Other countries vary in their take, policy and quality of services.

While I cannot predict exactly how policy will change in the near future, I can talk about how technology will perhaps make excellent medical services more affordable and higher quality all at the same time.

The video here speaks a little bit on the subject:


Lots of the costs behind hospitals is in the staff.  We can help with that through the use of robotics and artificial intelligence.  One to help the nurses do their jobs (changing patient's positions for example) and the other to monitor, diagnose and even operate better than surgeons could.

Don't believe it?  Well, this is not the future.  This is already rolling out and being developed.  In fact, huge amounts of funding are currently going into all sorts of artificial intelligence initiative's and medical applications are not ignored.

Many labs are developing ways to create organs on demand from the cells of a patient.  This one is a special kind of 3D printer that prints fully functional human skin.  Useful for burn victims or post-operation adjustments, or even cosmetic surgery.  Coming to a hospital or clinic near you.

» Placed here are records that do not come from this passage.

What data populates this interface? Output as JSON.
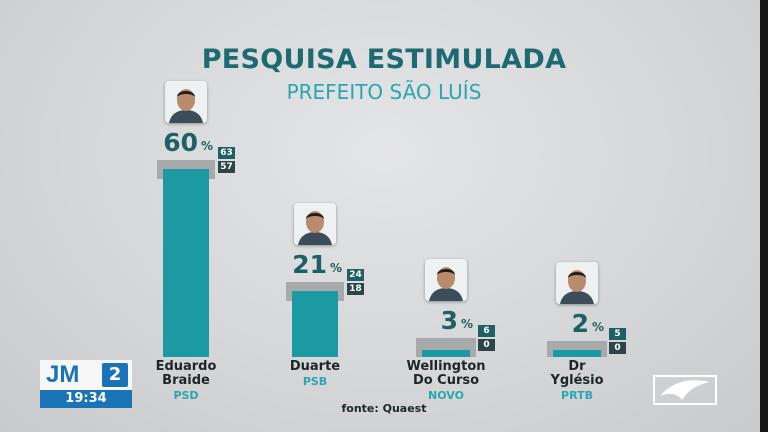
{
  "chart_data": {
    "type": "bar",
    "title": "PESQUISA ESTIMULADA",
    "subtitle": "PREFEITO SÃO LUÍS",
    "source": "fonte: Quaest",
    "percent_symbol": "%",
    "ylim": [
      0,
      100
    ],
    "candidates": [
      {
        "name_line1": "Eduardo",
        "name_line2": "Braide",
        "party": "PSD",
        "value": 60,
        "value_label": "60",
        "upper": 63,
        "upper_label": "63",
        "lower": 57,
        "lower_label": "57"
      },
      {
        "name_line1": "Duarte",
        "name_line2": "",
        "party": "PSB",
        "value": 21,
        "value_label": "21",
        "upper": 24,
        "upper_label": "24",
        "lower": 18,
        "lower_label": "18"
      },
      {
        "name_line1": "Wellington",
        "name_line2": "Do Curso",
        "party": "NOVO",
        "value": 3,
        "value_label": "3",
        "upper": 6,
        "upper_label": "6",
        "lower": 0,
        "lower_label": "0"
      },
      {
        "name_line1": "Dr",
        "name_line2": "Yglésio",
        "party": "PRTB",
        "value": 2,
        "value_label": "2",
        "upper": 5,
        "upper_label": "5",
        "lower": 0,
        "lower_label": "0"
      }
    ],
    "colors": {
      "bar": "#1b9aa3",
      "range": "#a8a9aa",
      "title": "#1d6a72",
      "subtitle": "#2aa6b0"
    }
  },
  "broadcast": {
    "logo_text": "JM",
    "logo_number": "2",
    "time": "19:34"
  },
  "icons": {
    "candidate_photo": "person-photo-icon",
    "watermark": "network-bird-logo-icon"
  }
}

There is plenty of labs working on very efficient ways to create new custom molecules or drugs that would allow us to create treatments or cures for all sorts of problems.  This lab uses origami to inspire drug design.  Of course, there is still the question whether a brand new artificial protein drug like this would be accepted by the body's immune system or cause allergies.

This brings up another point:  using AI (Artificial Intelligence) and smartphones, people can possibly diagnose problems faster and better than doctors, and that from the comfort of their own home.  For now we're seeing the emergence of applications for superficial issues like skin cancer, but early statistics from these show that these AI apps are just as efficient than your local dermatologist.  Talk about relieving the emergency rooms and clinics!

Now, I am hoping that healthcare institutions modernize even more, in order to take care of people, as people, instead of patients to catch and release as soon as possible.  If all of the above works out and we expand on the efforts, maybe we can spend more human time and care for the patients themselves, like what the Forward clinic is suggesting out in San Francisco.  It's a nice presentation.

If all today's hospitals were this way, I may spend some of my holidays there just to check out my bios and my innards... for fun!

If you are an opportunist and an entrepreneur in this space.... keep up the good work!  We may yet get halfway decent healthcare up and running within the next 10 years, and make it affordable to all citizens!